Ils ressemblent de près aux pôles fédéraux. Ils en calquent pour l'essentiel et avec plus ou moins de bonheur le fonctionnement - belles infrastructures, entraînement de groupe, sparring-partners en nombre, encadrement de qualité - à cette différence près que les frais de participation y sont en général multipliés par 10 pour l'aspirant champion, notamment s'il doit voyager avec son coach, à moins bien sûr, vu son niveau, qu'il ne bénéficie d'un traitement de faveur. Je n'ai donc pas grand-chose à ajouter concernant des académies installées en France telles l'ISP ou Mouratoglou par rapport à ce que j'ai déjà dit à propos des structures FFT. Les méthodes y sont quelquefois différentes, mais le principe et l'efficacité en sont très similaires. Aucun joueur de mon année n'est véritablement « sorti » d'un de ces centres, mais le francilien Tak-Khunn Wang, N°494 mondial et Promo (N°51) en 2011, à l'arrêt malheureusement depuis 7 mois pour cause de blessure, a continué dès 2009 de façon plutôt spectaculaire sa progression à l'académie ISP située à Sophia-Antipolis, après avoir très bien progressé au niveau fédéral à Poitiers, et poursuivi ensuite pendant 2 ans un projet individuel dans sa ligue. 

Les cellules privées individualisées 

Avec un coach au moins qui, comme c'est mon cas, se consacre à 100% à votre tennis, elles sont plus compliquées à mettre en place, beaucoup plus coûteuses aussi pour le principal intéressé, mais elles ont l'avantage de permettre au joueur de disposer d'une structure qui colle parfaitement à son projet. Les exemples les plus célèbres de champions qui ont choisi ce type d'environnement pour évoluer sont Jérémy Chardy et Marion Bartoli. Ces joueurs sont à la base restés chez eux et ont créé à demeure, en puisant dans leur entourage, une structure adaptée à leurs propres besoins. Cela leur a sûrement permis de trouver un équilibre, un épanouissement dans leurs familles respectives tout en suivant un programme d'entraînement strict.

Les mini-groupes 

Ils offrent la possibilité notamment de partager à plusieurs les frais d'encadrement, et présentent souvent une partie des avantages des cellules individualisées, mais pas celle du « sur mesure », difficile à obtenir lorsque votre entraîneur s'occupe de 2 ou 3 joueurs en même temps, ou encore continue d'exercer en parallèle une activité d'enseignant en club… Toujours est-il que ceux qui tentent l'aventure tout près de chez eux en montant seul ou à plusieurs leur propre structure ne sont pas nombreux, et que leur esprit d'initiative est rarement récompensé. Ils bloquent souvent sur des problèmes basiques de financement, d'intendance et, esseulés, ont du mal aussi à maintenir durablement leur effort.

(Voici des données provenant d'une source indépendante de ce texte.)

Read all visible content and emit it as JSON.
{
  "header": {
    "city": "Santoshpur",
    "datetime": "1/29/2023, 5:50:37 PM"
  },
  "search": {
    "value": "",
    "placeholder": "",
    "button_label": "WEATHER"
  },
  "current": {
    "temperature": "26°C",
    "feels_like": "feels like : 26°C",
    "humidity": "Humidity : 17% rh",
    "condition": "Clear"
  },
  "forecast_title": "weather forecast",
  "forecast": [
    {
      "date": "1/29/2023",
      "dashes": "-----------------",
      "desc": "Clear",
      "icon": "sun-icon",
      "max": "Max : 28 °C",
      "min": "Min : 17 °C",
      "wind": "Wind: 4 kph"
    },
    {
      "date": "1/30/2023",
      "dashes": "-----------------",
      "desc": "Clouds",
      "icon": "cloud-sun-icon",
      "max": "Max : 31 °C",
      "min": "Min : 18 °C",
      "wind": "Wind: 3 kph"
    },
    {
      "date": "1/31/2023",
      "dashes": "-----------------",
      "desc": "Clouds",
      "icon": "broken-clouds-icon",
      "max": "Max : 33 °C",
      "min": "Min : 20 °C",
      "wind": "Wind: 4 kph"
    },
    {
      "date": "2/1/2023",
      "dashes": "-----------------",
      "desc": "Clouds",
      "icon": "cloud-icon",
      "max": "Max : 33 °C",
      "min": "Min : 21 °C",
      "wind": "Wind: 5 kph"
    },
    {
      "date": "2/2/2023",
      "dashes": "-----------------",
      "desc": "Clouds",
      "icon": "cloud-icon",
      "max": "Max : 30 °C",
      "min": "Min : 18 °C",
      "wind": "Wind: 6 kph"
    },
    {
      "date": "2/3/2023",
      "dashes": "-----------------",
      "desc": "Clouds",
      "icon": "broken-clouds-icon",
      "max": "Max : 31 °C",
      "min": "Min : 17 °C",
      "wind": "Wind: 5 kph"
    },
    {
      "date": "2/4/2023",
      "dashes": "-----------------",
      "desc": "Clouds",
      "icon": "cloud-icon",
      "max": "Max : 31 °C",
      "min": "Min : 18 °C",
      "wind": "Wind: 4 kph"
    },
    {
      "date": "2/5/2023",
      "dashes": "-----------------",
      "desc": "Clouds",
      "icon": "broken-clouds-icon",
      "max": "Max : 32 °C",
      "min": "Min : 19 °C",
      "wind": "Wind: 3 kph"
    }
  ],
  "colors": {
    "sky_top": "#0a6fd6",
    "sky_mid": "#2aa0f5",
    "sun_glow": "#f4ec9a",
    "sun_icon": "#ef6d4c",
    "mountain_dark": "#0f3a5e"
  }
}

« Les dés sont loin d'être jetés! » 

Parmi les 91, je citerai 2 exemples : celui de Joachim Sternbach, actuellement -15 et de Constantin Belot, -30. Avec des parcours différents, ils ont connu chacun de leur côté pas mal de mésaventures, sans avoir pour autant renoncé à accomplir une carrière à haut niveau. Meilleur joueur français de 7 à 15 ans, finaliste du championnat de France junior à 17, « Jo » a toujours en ce qui le concerne préféré faire cavalier seul en déclinant les offres fédérales. Dans un projet très individualisé assez similaire au mien en région parisienne, il n'a malheureusement pas encore réussi à « décoller », peut-être parce que, manquant de ressources, il n'a pas été assez présent sur les circuits pro et juniors. Constantin, lui, a été champion de France -14 en 2005, puis la même année champion du monde par équipes ITF dans la même catégorie (avec Puget et Sternbach). Il a suivi la filière classique, Poitiers, puis l'INSEP, mais, immobilisé 3 ans par des pépins physiques, a été contraint, par manque de résultats, de quitter les structures fédérales. Enfin remis sur pied, il a depuis repris sa carrière en se lançant sur le circuit pro par ses propres moyens. Il s'entraîne maintenant chez lui à Dijon avec Vincent Millot, occupe actuellement le 824e rang ATP après avoir notamment remporté en 2011 un Future.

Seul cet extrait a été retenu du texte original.